Toda su vida había transcurrido de la misma forma: un nuevo trauma, adicción u obsesión venía a rescatarlo de la esclavizante situación en la que estaba sumido. Una cadena sin fin de la que nunca terminaba de tomar conciencia. Gracias a una maldición superó su adicción al sexo —“Así te se quede la picha floja y no puedas volver a estar con una muhé el resto de  tu   puñetera   vida”—.   Su  fijación  por  una  muchacha lo curó de su autoinducida impotencia sexual. El convencimiento de padecer agorafobia motivó que olvidase a la chica que era causa de sus desvelos. Su adhesión a una iglesia sectaria le hizo superar sus miedos. Finalmente, por puro anhelo de querer comprobar por sí mismo la veracidad de sus creencias, una crisis de fe lo llevó a la búsqueda personal de la trascendencia, al borde del suicidio y al ateísmo.
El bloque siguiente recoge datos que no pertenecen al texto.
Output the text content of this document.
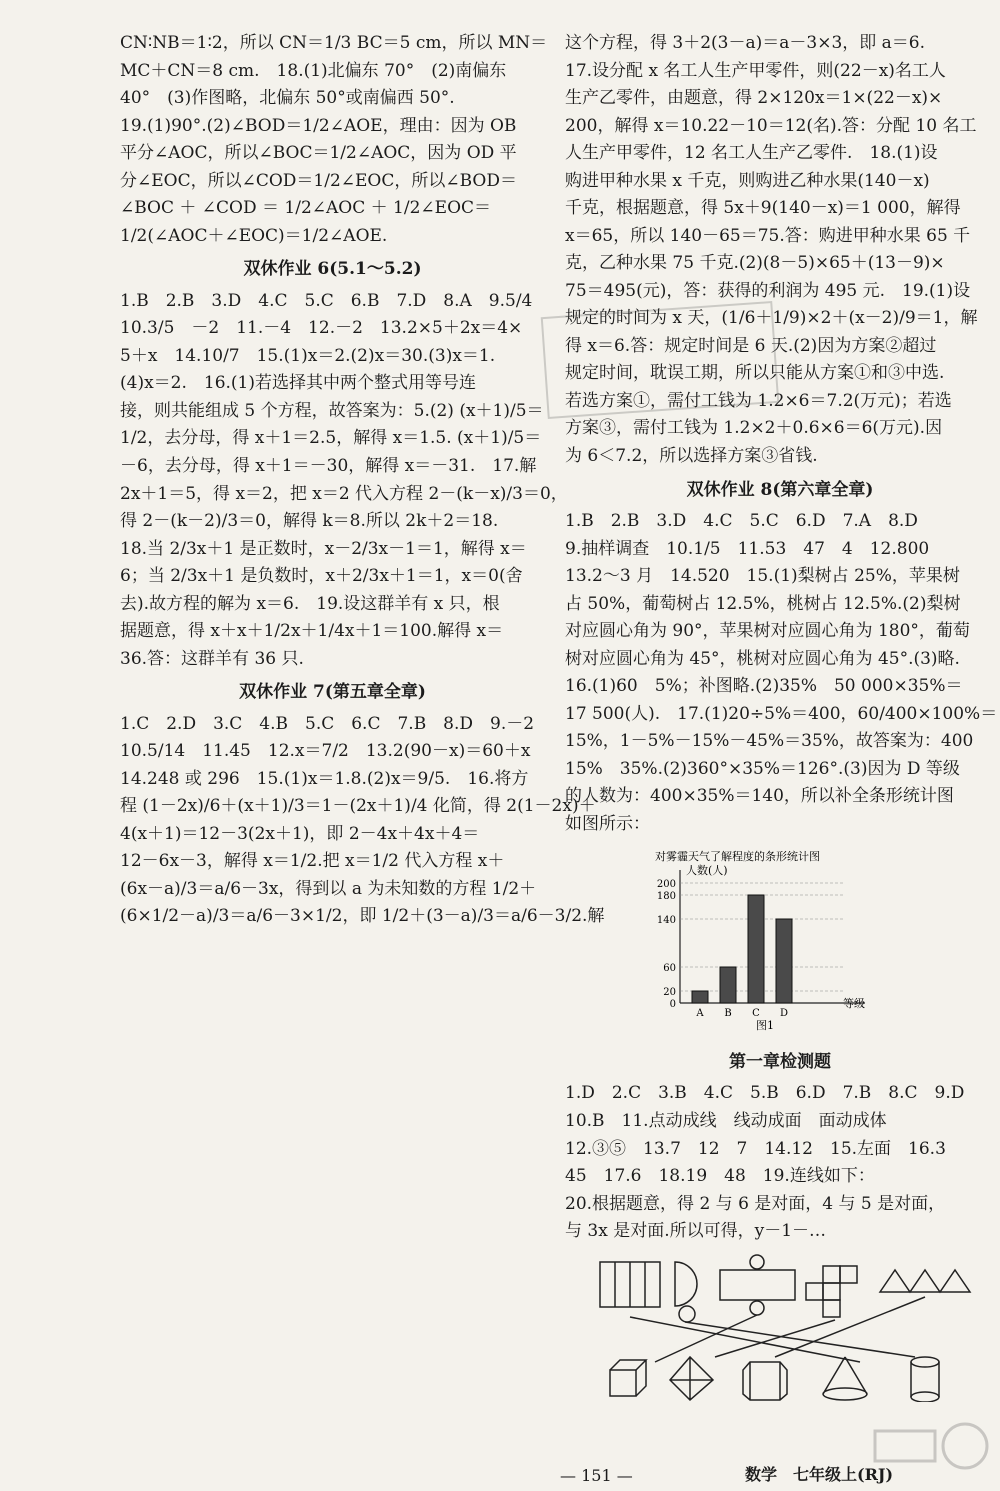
CN∶NB＝1∶2，所以 CN＝1/3 BC＝5 cm，所以 MN＝
MC＋CN＝8 cm.　18.(1)北偏东 70°　(2)南偏东
40°　(3)作图略，北偏东 50°或南偏西 50°.
19.(1)90°.(2)∠BOD＝1/2∠AOE，理由：因为 OB
平分∠AOC，所以∠BOC＝1/2∠AOC，因为 OD 平
分∠EOC，所以∠COD＝1/2∠EOC，所以∠BOD＝
∠BOC ＋ ∠COD ＝ 1/2∠AOC ＋ 1/2∠EOC＝
1/2(∠AOC＋∠EOC)＝1/2∠AOE.
双休作业 6(5.1～5.2)
1.B　2.B　3.D　4.C　5.C　6.B　7.D　8.A　9.5/4
10.3/5　－2　11.－4　12.－2　13.2×5＋2x＝4×
5＋x　14.10/7　15.(1)x＝2.(2)x＝30.(3)x＝1.
(4)x＝2.　16.(1)若选择其中两个整式用等号连
接，则共能组成 5 个方程，故答案为：5.(2) (x＋1)/5＝
1/2，去分母，得 x＋1＝2.5，解得 x＝1.5. (x＋1)/5＝
－6，去分母，得 x＋1＝－30，解得 x＝－31.　17.解
2x＋1＝5，得 x＝2，把 x＝2 代入方程 2－(k－x)/3＝0，
得 2－(k－2)/3＝0，解得 k＝8.所以 2k＋2＝18.
18.当 2/3x＋1 是正数时，x－2/3x－1＝1，解得 x＝
6；当 2/3x＋1 是负数时，x＋2/3x＋1＝1，x＝0(舍
去).故方程的解为 x＝6.　19.设这群羊有 x 只，根
据题意，得 x＋x＋1/2x＋1/4x＋1＝100.解得 x＝
36.答：这群羊有 36 只.
双休作业 7(第五章全章)
1.C　2.D　3.C　4.B　5.C　6.C　7.B　8.D　9.－2
10.5/14　11.45　12.x＝7/2　13.2(90－x)＝60＋x
14.248 或 296　15.(1)x＝1.8.(2)x＝9/5.　16.将方
程 (1－2x)/6＋(x＋1)/3＝1－(2x＋1)/4 化简，得 2(1－2x)＋
4(x＋1)＝12－3(2x＋1)，即 2－4x＋4x＋4＝
12－6x－3，解得 x＝1/2.把 x＝1/2 代入方程 x＋
(6x－a)/3＝a/6－3x，得到以 a 为未知数的方程 1/2＋
(6×1/2－a)/3＝a/6－3×1/2，即 1/2＋(3－a)/3＝a/6－3/2.解
这个方程，得 3＋2(3－a)＝a－3×3，即 a＝6.
17.设分配 x 名工人生产甲零件，则(22－x)名工人
生产乙零件，由题意，得 2×120x＝1×(22－x)×
200，解得 x＝10.22－10＝12(名).答：分配 10 名工
人生产甲零件，12 名工人生产乙零件.　18.(1)设
购进甲种水果 x 千克，则购进乙种水果(140－x)
千克，根据题意，得 5x＋9(140－x)＝1 000，解得
x＝65，所以 140－65＝75.答：购进甲种水果 65 千
克，乙种水果 75 千克.(2)(8－5)×65＋(13－9)×
75＝495(元)，答：获得的利润为 495 元.　19.(1)设
规定的时间为 x 天，(1/6＋1/9)×2＋(x－2)/9＝1，解
得 x＝6.答：规定时间是 6 天.(2)因为方案②超过
规定时间，耽误工期，所以只能从方案①和③中选.
若选方案①，需付工钱为 1.2×6＝7.2(万元)；若选
方案③，需付工钱为 1.2×2＋0.6×6＝6(万元).因
为 6＜7.2，所以选择方案③省钱.
双休作业 8(第六章全章)
1.B　2.B　3.D　4.C　5.C　6.D　7.A　8.D
9.抽样调查　10.1/5　11.53　47　4　12.800
13.2～3 月　14.520　15.(1)梨树占 25%，苹果树
占 50%，葡萄树占 12.5%，桃树占 12.5%.(2)梨树
对应圆心角为 90°，苹果树对应圆心角为 180°，葡萄
树对应圆心角为 45°，桃树对应圆心角为 45°.(3)略.
16.(1)60　5%；补图略.(2)35%　50 000×35%＝
17 500(人).　17.(1)20÷5%＝400，60/400×100%＝
15%，1－5%－15%－45%＝35%，故答案为：400
15%　35%.(2)360°×35%＝126°.(3)因为 D 等级
的人数为：400×35%＝140，所以补全条形统计图
如图所示：
对雾霾天气了解程度的条形统计图
人数(人)
200
180
140
60
20
0
A B C D
等级
图1
第一章检测题
1.D　2.C　3.B　4.C　5.B　6.D　7.B　8.C　9.D
10.B　11.点动成线　线动成面　面动成体
12.③⑤　13.7　12　7　14.12　15.左面　16.3
45　17.6　18.19　48　19.连线如下：
20.根据题意，得 2 与 6 是对面，4 与 5 是对面，
与 3x 是对面.所以可得，y－1－…
— 151 —	数学　七年级上(RJ)
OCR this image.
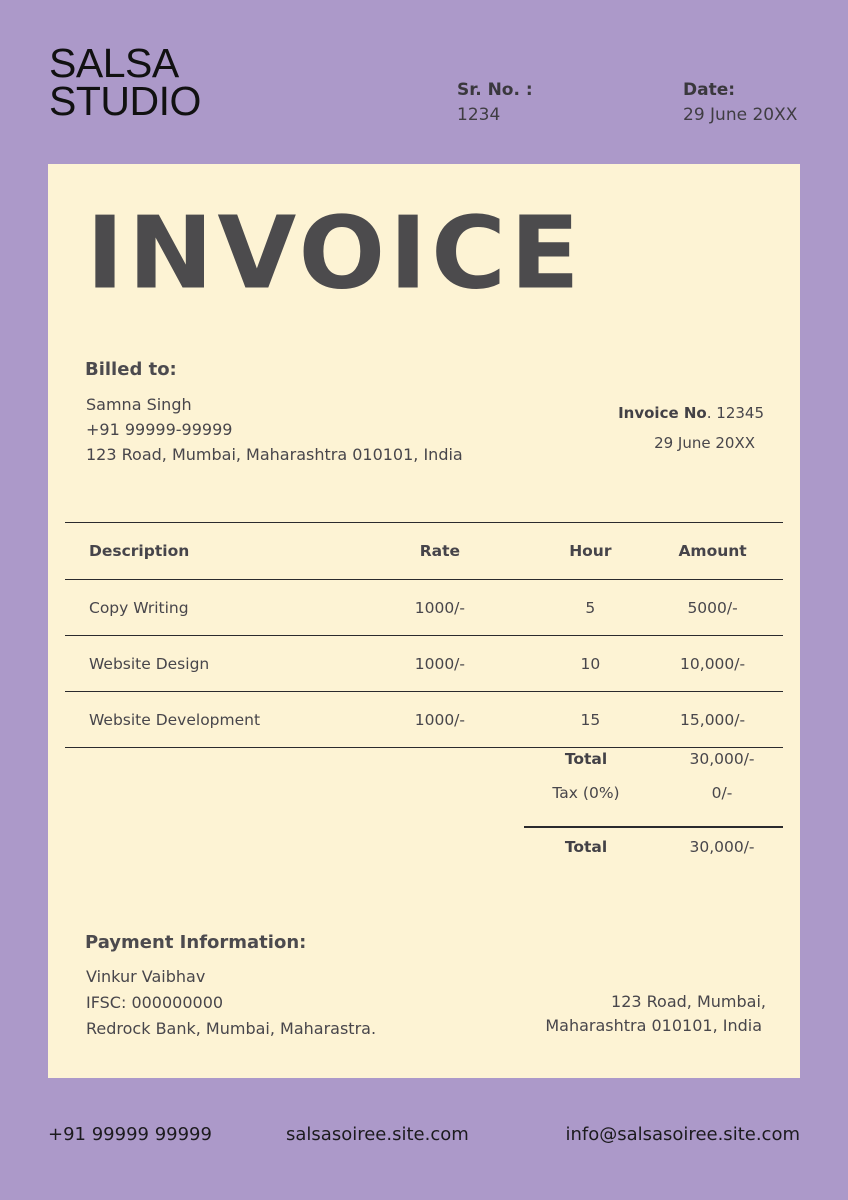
SALSA
STUDIO	Sr. No. :
1234
Date:
29 June 20XX
INVOICE
Billed to:
Samna Singh
+91 99999-99999
123 Road, Mumbai, Maharashtra 010101, India
Invoice No. 12345
29 June 20XX
Description	Rate	Hour	Amount
Copy Writing	1000/-	5	5000/-
Website Design	1000/-	10	10,000/-
Website Development	1000/-	15	15,000/-
Total	30,000/-
Tax (0%)	0/-
Total	30,000/-
Payment Information:
Vinkur Vaibhav
IFSC: 000000000
Redrock Bank, Mumbai, Maharastra.
123 Road, Mumbai,
Maharashtra 010101, India
+91 99999 99999	salsasoiree.site.com	info@salsasoiree.site.com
 Ahora, echando la vista atrás, admitía que habría sido más conveniente en cualquiera de aquellos momentos el apoyo externo del brujo o del reconocido especialista que le hacían visitar en el presente. Sin embargo, también llegó a la conclusión de que, de haber recibido ese tipo de ayuda en su pasado, de haberse convertido en un ser mentalmente equilibrado, normal, sea lo que fuere que signifique este concepto, dadas las actuales dramáticas circunstancias externas que conforman su vida, probablemente hoy andaría gravemente trastornado, desesperado, hundido, perdido en un abismo insondable, habitando el más terrible infierno mental.
    —Definitivamente —infirió—, la anormalidad que padezco me ha salvado de la locura.